Capítulo Quatro: Meu querido esposo, você se esforçou tanto
À porta da casa de terra e telhas cinzentas que guardava as memórias de Zhang Zhou, uma multidão de curiosos se aglomerava. À frente, um jovem senhor vestindo roupas elegantes e ostentando uma expressão arrogante agitava um leque, ordenando aos quatro capangas que trouxera que cercassem as quatro mulheres e crianças da família Zhang.
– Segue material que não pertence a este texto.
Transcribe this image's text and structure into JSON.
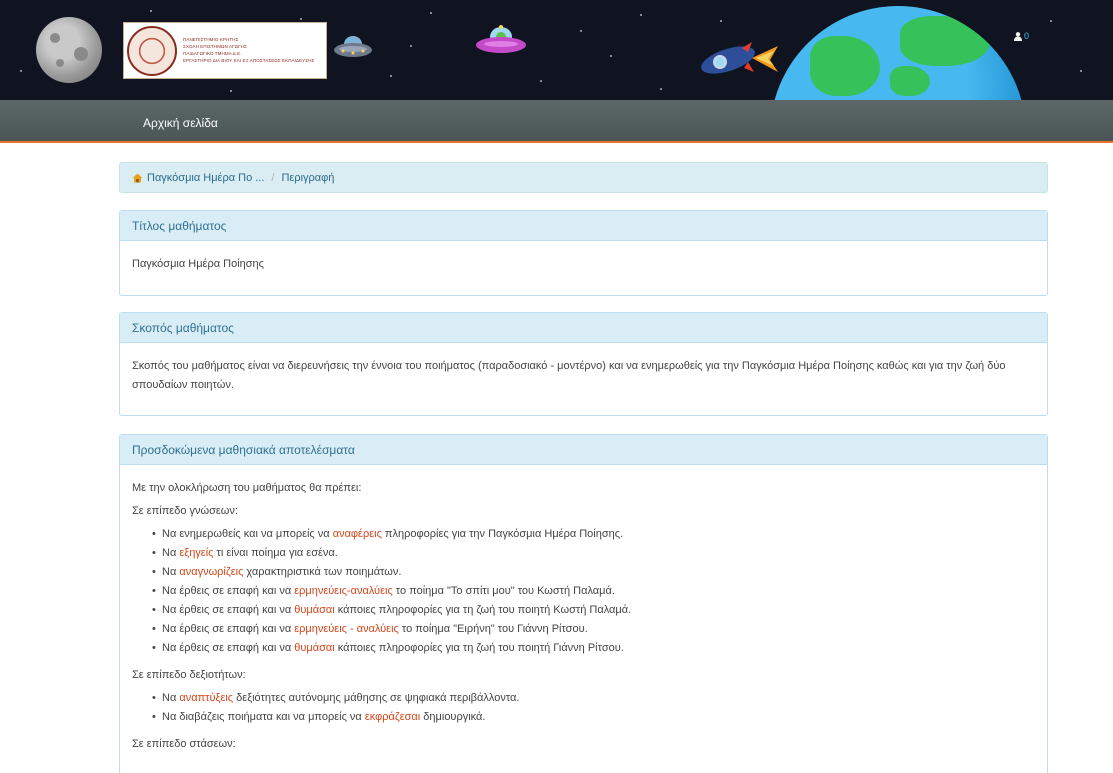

As pessoas diante da porta eram todas familiares a Zhang Zhou, presença constante em suas lembranças recentes: sua esposa, a concubina, o filho e a filha. O filho, com seis anos, rosto arredondado e olhar destemido, empunhava um bastão à frente de todos, pronto a enfrentar os invasores. A esposa, de família abastada, bela, gentil e virtuosa, apoiava-se atrás do filho, mas não se mostrava menos determinada, segurando um pedaço de tijolo de barro, pronta para lutar até as últimas consequências. A concubina era graciosa e vivaz. A filhinha, de quatro anos, escondia-se atrás da concubina, seus grandes olhos inocentes marejados de lágrimas, que finalmente escorriam, tornando-a uma pequena beleza digna de compaixão.
A família de quatro defendia-se dos invasores.
"O senhor do bairro, não é? Vim cobrar uma dívida, e eles responderam com agressão!"
O jovem arrogante, Zhang Zhou finalmente se recordou, chamava-se Li Zhui. Era um de seus antigos camaradas de farras—como a dívida surgiu, ele não sabia ao certo, talvez por alguma aventura amorosa ou em alguma bebedeira; havia um recibo, e mudaram-se para aquele beco justamente para fugir dessa dívida.
Li Zhui era notoriamente insolente, valendo-se de suas conexões na Administração Militar de Nanjing para intimidar os outros. Havia uma marca vermelha em seu rosto—provavelmente cortesia do filho de Zhang Zhou.
Bom garoto, mostrando o mesmo espírito do pai.
Diante dessa cena, todas as preocupações de Zhang Zhou evaporaram. Se não tomasse a iniciativa agora, que tipo de homem seria?
...
Aproveitando o momento em que Li Zhui discutia com o senhor do bairro, Zhang Zhou agarrou um tijolo robusto no canto da parede e investiu contra um dos capangas, atingindo-lhe a cabeça. Um ataque inesperado, rápido e fulminante, neutralizando um inimigo antes que pudesse reagir.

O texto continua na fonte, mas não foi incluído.